What can i say

I am sitting on my bed, listening to the silence of the house writing my blog post.  I have been at work today, putting a brave face on things.  My kids have been little darlings today but they probably have been sensing that I needed a day off from their squabbles and silly fights.  I am still feeling lonely – no one to chat to at the moment, getting used to the silence again. 

I have decided to look around for local groups that I may think about joining, not that I will have babysitters but at least knowing there is places out there of interest will make me feel better.  I am looking forward to Friday, it has been a long time since I had a night out and it could not have come at a better time.  I will be doing something a bit different so I am quite excited about getting out, having a chat, meeting new people.

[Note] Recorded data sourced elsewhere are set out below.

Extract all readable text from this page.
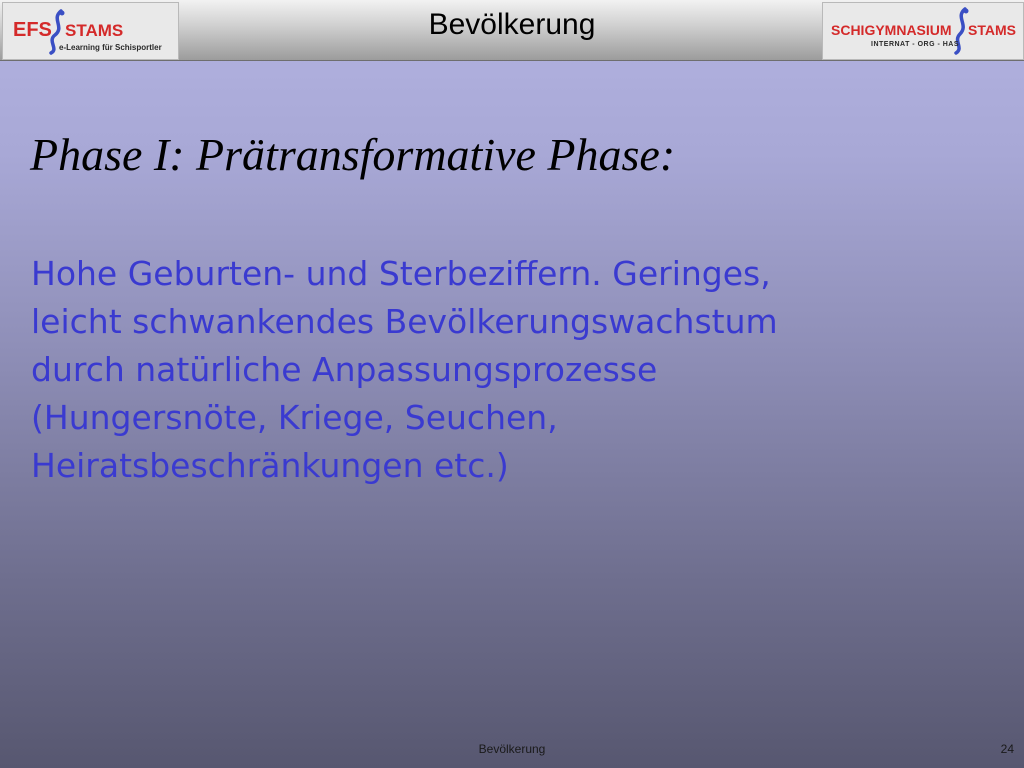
EFS STAMS
e-Learning für Schisportler
Bevölkerung	SCHIGYMNASIUM STAMS
INTERNAT - ORG - HAS
Phase I: Prätransformative Phase:
Hohe Geburten- und Sterbeziffern. Geringes,
leicht schwankendes Bevölkerungswachstum
durch natürliche Anpassungsprozesse
(Hungersnöte, Kriege, Seuchen,
Heiratsbeschränkungen etc.)
Bevölkerung	24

I think I would have totally cracked up had it not been for my addiction to walking the dog.  I have felt myself flagging on days where I don’t get out on a huge walk.  It is as if I am drained of energy if I am not able to exorcise my demons during a long, furious walk.  Tomorrow will be a good day as I have free time in the morning.  I have parent evenings to go to at night so it will be hard for me to get some writing time tomorrow but I will try and fit it in somewhere. 

I am charging up my ipod so I can sing away my frustration as I walk, I am feeling okay today.  Life has not ended.  I am still here – still loving my kids, walking my dog, writing my blog, writing poems and planning my next step.